After the Brooklyn Nets traded Kyrie Irving to the Dallas Mavericks, Durant quickly asked to be traded himself, and the Brooklyn Nets granted his wish, sending him to the Phoenix Suns.
Despite the haranguing he has to deal with, Durant says he thinks it’s good that superstars can demand trades and dictate where they want to play whenever they want.
Suns’ Kevin Durant says trade requests are “great for the league” despite criticism: “Teams have been trading players and making acquisitions for a long time.
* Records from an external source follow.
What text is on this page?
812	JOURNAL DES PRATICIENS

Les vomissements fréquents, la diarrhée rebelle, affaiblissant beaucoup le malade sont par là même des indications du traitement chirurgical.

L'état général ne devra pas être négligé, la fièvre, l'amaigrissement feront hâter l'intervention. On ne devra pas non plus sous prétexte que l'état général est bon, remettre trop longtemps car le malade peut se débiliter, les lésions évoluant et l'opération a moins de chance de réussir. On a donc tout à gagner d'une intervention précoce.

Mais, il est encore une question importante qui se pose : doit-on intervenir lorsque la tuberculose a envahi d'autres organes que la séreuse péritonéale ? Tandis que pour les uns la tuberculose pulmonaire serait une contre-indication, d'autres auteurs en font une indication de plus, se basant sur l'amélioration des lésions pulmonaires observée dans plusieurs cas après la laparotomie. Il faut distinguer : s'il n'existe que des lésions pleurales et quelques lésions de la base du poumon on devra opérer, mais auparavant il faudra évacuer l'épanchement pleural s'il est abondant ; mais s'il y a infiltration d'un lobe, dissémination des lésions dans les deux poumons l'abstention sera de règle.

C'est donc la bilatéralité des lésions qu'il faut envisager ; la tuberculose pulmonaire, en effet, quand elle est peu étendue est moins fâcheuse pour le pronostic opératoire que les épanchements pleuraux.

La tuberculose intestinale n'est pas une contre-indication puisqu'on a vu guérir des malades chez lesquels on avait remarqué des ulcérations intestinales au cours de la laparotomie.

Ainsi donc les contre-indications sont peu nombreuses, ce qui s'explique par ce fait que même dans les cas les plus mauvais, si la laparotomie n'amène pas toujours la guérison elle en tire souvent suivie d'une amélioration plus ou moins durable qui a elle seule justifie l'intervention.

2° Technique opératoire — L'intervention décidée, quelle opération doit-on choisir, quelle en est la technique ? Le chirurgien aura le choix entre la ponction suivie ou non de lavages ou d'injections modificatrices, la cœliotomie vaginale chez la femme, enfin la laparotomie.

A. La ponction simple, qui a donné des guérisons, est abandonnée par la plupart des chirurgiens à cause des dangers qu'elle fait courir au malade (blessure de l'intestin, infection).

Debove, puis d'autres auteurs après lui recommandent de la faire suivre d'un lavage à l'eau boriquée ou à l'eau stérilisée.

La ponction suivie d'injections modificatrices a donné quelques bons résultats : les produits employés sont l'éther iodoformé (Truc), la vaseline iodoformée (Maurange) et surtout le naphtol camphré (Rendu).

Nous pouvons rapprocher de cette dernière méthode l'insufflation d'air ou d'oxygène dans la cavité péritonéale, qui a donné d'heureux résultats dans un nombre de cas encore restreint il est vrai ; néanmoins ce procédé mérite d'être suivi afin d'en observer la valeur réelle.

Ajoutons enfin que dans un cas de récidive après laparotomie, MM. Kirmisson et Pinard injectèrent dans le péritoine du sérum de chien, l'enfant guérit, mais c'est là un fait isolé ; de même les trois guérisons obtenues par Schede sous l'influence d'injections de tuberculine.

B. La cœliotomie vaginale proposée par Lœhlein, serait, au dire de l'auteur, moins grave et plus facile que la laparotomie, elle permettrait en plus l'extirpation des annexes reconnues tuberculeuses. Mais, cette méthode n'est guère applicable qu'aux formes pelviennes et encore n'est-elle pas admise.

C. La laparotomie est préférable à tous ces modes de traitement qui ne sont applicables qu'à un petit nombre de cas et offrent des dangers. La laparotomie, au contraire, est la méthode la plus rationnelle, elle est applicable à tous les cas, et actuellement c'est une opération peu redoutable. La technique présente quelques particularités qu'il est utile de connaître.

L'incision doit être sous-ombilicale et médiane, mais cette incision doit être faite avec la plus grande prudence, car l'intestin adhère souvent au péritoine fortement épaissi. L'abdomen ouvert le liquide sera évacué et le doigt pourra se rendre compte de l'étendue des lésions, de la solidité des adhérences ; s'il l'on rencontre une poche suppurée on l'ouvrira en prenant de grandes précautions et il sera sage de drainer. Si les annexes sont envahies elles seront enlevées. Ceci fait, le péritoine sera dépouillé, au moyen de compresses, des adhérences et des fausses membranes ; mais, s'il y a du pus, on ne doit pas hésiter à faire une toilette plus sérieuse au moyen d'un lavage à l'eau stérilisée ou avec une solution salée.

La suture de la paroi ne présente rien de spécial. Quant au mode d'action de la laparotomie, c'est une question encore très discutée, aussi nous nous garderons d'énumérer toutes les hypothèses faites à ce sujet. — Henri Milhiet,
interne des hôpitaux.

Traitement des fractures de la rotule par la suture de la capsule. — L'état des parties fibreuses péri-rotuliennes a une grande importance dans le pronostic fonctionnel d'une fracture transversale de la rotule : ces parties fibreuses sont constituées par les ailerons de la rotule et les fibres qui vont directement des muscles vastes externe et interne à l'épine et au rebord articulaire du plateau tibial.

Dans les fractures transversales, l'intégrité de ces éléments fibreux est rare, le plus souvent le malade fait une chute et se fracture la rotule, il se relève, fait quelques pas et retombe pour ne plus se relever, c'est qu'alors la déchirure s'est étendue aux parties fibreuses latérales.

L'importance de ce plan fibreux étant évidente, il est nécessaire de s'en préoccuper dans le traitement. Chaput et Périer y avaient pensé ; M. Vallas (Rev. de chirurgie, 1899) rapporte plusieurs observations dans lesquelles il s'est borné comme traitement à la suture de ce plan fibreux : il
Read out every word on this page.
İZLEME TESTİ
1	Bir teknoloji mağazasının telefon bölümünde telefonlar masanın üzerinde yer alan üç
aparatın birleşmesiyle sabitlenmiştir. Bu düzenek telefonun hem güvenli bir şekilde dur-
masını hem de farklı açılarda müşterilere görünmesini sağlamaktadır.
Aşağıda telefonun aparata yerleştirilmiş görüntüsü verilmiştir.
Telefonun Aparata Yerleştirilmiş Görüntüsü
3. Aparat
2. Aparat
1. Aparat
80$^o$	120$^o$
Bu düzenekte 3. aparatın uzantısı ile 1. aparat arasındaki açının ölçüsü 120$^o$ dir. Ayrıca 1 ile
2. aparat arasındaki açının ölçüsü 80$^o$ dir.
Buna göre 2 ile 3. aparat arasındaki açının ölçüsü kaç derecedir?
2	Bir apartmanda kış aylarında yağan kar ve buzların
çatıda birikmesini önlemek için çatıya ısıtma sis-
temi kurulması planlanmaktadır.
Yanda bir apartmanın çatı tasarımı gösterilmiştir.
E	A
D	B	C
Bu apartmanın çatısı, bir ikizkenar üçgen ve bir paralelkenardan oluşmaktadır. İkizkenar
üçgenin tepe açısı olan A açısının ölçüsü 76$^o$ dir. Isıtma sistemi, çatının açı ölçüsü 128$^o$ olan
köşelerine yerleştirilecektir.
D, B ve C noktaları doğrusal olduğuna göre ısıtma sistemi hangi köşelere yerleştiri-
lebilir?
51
Now a player can dictate where he wants to go, leave in free agency or demand a trade, it’s just part of the game now.” pic.twitter.com/zyzphfrp2f
— Ben Golliver (@BenGolliver) February 18, 2023
Durant first asked the Nets to move him last summer, and the Suns were the one team he was most linked to at the time.
Now they will have a stacked starting lineup that also includes future Hall of Fame point guard Chris Paul, star shooting guard Devin Booker and center Deandre Ayton.
However, the question is whether they will have enough depth, not to mention defense, to win the NBA championship after giving up 3-and-D wing Mikal Bridges and key reserve Cameron Johnson in the Durant deal.
The “player empowerment” phenomenon of the past decade or so has been a polarizing topic around the NBA, and while it is good for a superstar that is stuck on a bad or mediocre team to be able to move to a winning team, superstars that switch teams ever few years as Durant does can be problematic.
In 2016, he joined the already-loaded Golden State Warriors as a free agent, and they won the next two world titles — only to lose him in 2019, forcing them to spend a couple of years reshuffling their deck.
When Durant teamed up with Irving in Brooklyn afterward, everyone proclaimed their new team as the league’s next transcendent squad, but it failed to even reach the Eastern Conference Finals.
If Durant doesn’t get the Suns their first Larry O’Brien Trophy, the criticism he receives will only get louder.